On relève des noms de femmes-chamanes dans les généalogies, aux générations antérieures, mais elles étaient toujours minoritaires et accédaient difficilement au rang de meráya. Aux femmes, par contre, était réservée la fonction d'exciseuse (shébiana biai aínbo), qu'elles combinaient souvent avec celle d'accoucheuse (báque bihai) et, pour celles qui avaient une bonne connaissance des plantes médicinales, avec celle de guérisseuse (ráomis). On compte encore actuellement des accoucheuses et des guérisseuses dans la plupart des communautés.

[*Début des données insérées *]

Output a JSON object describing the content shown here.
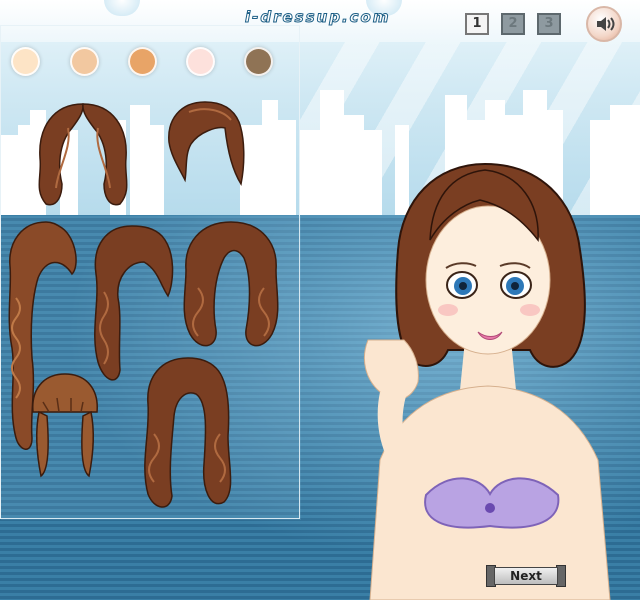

[1] Une mission d'un mois (1993) en Yakoutie septentrionnale (Fédération de Russie) au sein d'une population mixte (Youkaguires, Tchouktches, Évènes) d'éleveurs de rennes ; deux missions de deux mois (1994 et 1997) chez les Shipibo-Conibo d'Amazonie péruivienne ; et deux missions d'un mois (1994 et 1997) chez les Inuit d'Igloolik (Nunavut, Canada). Ces missions étaient financées par le Conseil de Recherches en Sciences Humaines du Canada. F. Morin a bénéficié aussi d'une subvention du Legs Lelong (CNRS, France) en 1997. Une partie des données présentées ici ont fait l'objet de communications au Colloque La voix du chamane (Paris 1994), au Séminaire américaniste (Université Paris X-Collège de France-CNRS 1996), au Colloque Nord-Laval (Université Laval 1996), et au 4e Congrès de l'International Society for Shamanistic Research (Chantilly, France, 1997).
[2] Bogoras (1904-1914), Czaplicka (1914), Eliade (1968).
[3] Après Sternberg (1925), Roberte Hamayon (1990) est une des rares à en avoir fait un thème central dans son étude sur le chamanisme sibérien.
[4] Voir à ce propos la récente mise au point d'Atkinson (1992).
[5] On devrait dire en fait les Shipibo-Conibo-Shetebo, car les riverains pano de l'Ucayali, communément désignés sous le nom de Shipibo, descendent en fait d'intermariages entre ces trois sous-groupes, très proches linguistiquement. Traditionnellement, ils habitaient respectivement le Moyen-Ucayali, le Haut-Ucayali et le Bas-Ucayali (Morin 1998).
[6] Une bibliographie sur les Pano a récemment été publiée (Erikson et al., 1994).
[7] Sur le chamanisme shipibo-conibo, voir Arevalo (1985), les thèses de doctorat d'Illius (1987), Gebhart-Sayer (1987) et Cardenas Timoteo (1989) ; la thèse de doctorat de Bertrand-Ricoveri (1994) apporte un bon complément sur la mythologie et la cosmologie ; citons enfin le travail de synthèse de Morin (1998).